Biden is perhaps the most qualified person who may run for President (he is the only candidate on this list who has not yet officially announced a campaign for President). He served as President Obama’s Vice President. Prior to that he served as a Senator. He has also been a prominent figure in American politics for a very long time. He was first elected to the Senate in 1972 and kept that job until 2009, when he retired to become Vice President. So, were he to run, he seems to be the pick of the establishment of the Democratic Party. He has run for president twice in the past, once in 2008 and once in 1988. Biden seems to be a well-known candidate at this point, but I think he will suffer from a similar problem to Sanders, in that he will lose some support as other candidates become more well-known by most of the national population.

  1. Kamala Harris

Harris is a Senator from California, known for her fierce opposition to the President, and her strong questioning of witnesses during testimony in the Senate.
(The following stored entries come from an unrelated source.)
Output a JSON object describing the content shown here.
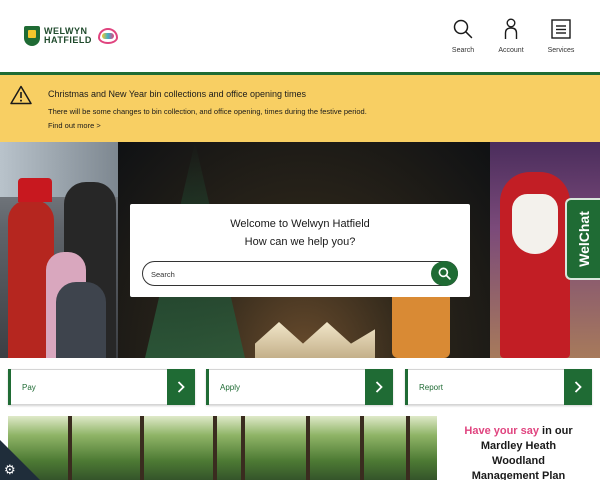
{
  "header": {
    "logo": {
      "line1": "WELWYN",
      "line2": "HATFIELD"
    },
    "nav": [
      {
        "label": "Search",
        "icon": "search-icon"
      },
      {
        "label": "Account",
        "icon": "account-icon"
      },
      {
        "label": "Services",
        "icon": "services-icon"
      }
    ]
  },
  "alert": {
    "icon": "warning-icon",
    "title": "Christmas and New Year bin collections and office opening times",
    "text": "There will be some changes to bin collection, and office opening, times during the festive period.",
    "link": "Find out more >"
  },
  "hero": {
    "welcome_line1": "Welcome to Welwyn Hatfield",
    "welcome_line2": "How can we help you?",
    "search_placeholder": "Search"
  },
  "welchat": {
    "label": "WelChat"
  },
  "quick_links": [
    {
      "label": "Pay",
      "icon": "chevron-right-icon"
    },
    {
      "label": "Apply",
      "icon": "chevron-right-icon"
    },
    {
      "label": "Report",
      "icon": "chevron-right-icon"
    }
  ],
  "promo": {
    "highlight": "Have your say",
    "rest_line1": " in our",
    "line2": "Mardley Heath",
    "line3": "Woodland",
    "line4": "Management Plan"
  },
  "colors": {
    "brand_green": "#1f6b34",
    "alert_yellow": "#f8cf63",
    "promo_pink": "#e0447f"
  }
}
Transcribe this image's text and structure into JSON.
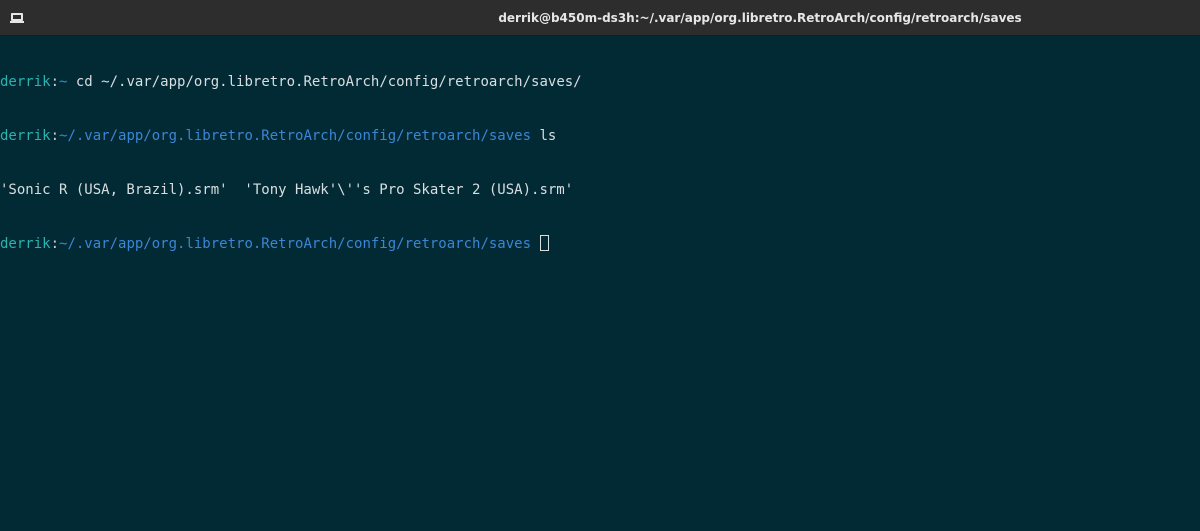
{
  "window": {
    "title": "derrik@b450m-ds3h:~/.var/app/org.libretro.RetroArch/config/retroarch/saves",
    "icon": "terminal-icon"
  },
  "terminal": {
    "lines": [
      {
        "user": "derrik",
        "sep": ":",
        "path": "~",
        "command": " cd ~/.var/app/org.libretro.RetroArch/config/retroarch/saves/"
      },
      {
        "user": "derrik",
        "sep": ":",
        "path": "~/.var/app/org.libretro.RetroArch/config/retroarch/saves",
        "command": " ls"
      },
      {
        "output": "'Sonic R (USA, Brazil).srm'  'Tony Hawk'\\''s Pro Skater 2 (USA).srm'"
      },
      {
        "user": "derrik",
        "sep": ":",
        "path": "~/.var/app/org.libretro.RetroArch/config/retroarch/saves",
        "command": " "
      }
    ]
  },
  "colors": {
    "background": "#022a35",
    "titlebar": "#2d2d2d",
    "user": "#2bb3b0",
    "path": "#3b86d4",
    "text": "#d8dee0"
  }
}
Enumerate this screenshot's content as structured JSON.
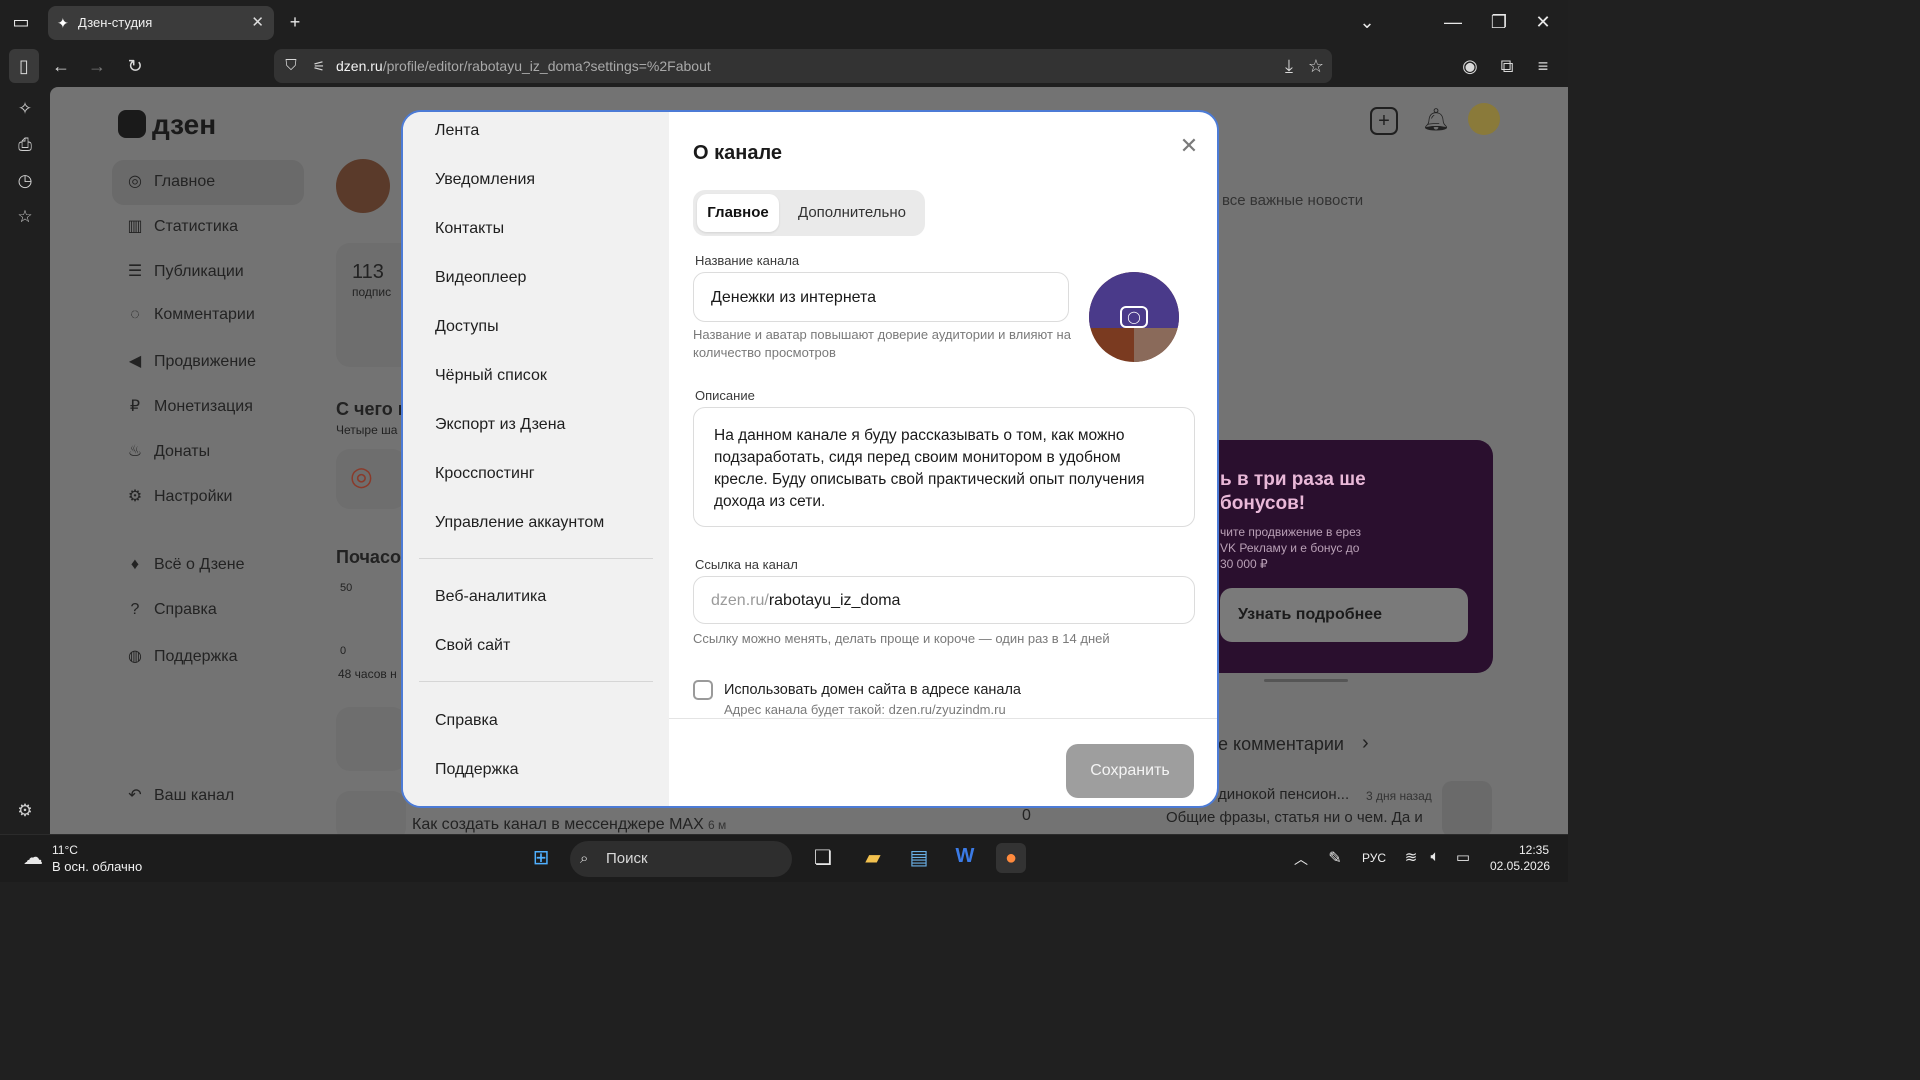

She is also the second African American female Senator in the history of the country. She will be able to appeal to many voters in minority communities in ways that certain other candidates might not be able to. She served as a federal prosecutor and Attorney General of California prior to her election as Senator. This background makes her come off as tough, but also as someone who cares about justice above all else. She will be able to appeal to moderates and progressives, making her a figure who can unite the party better than any other candidates will be able to.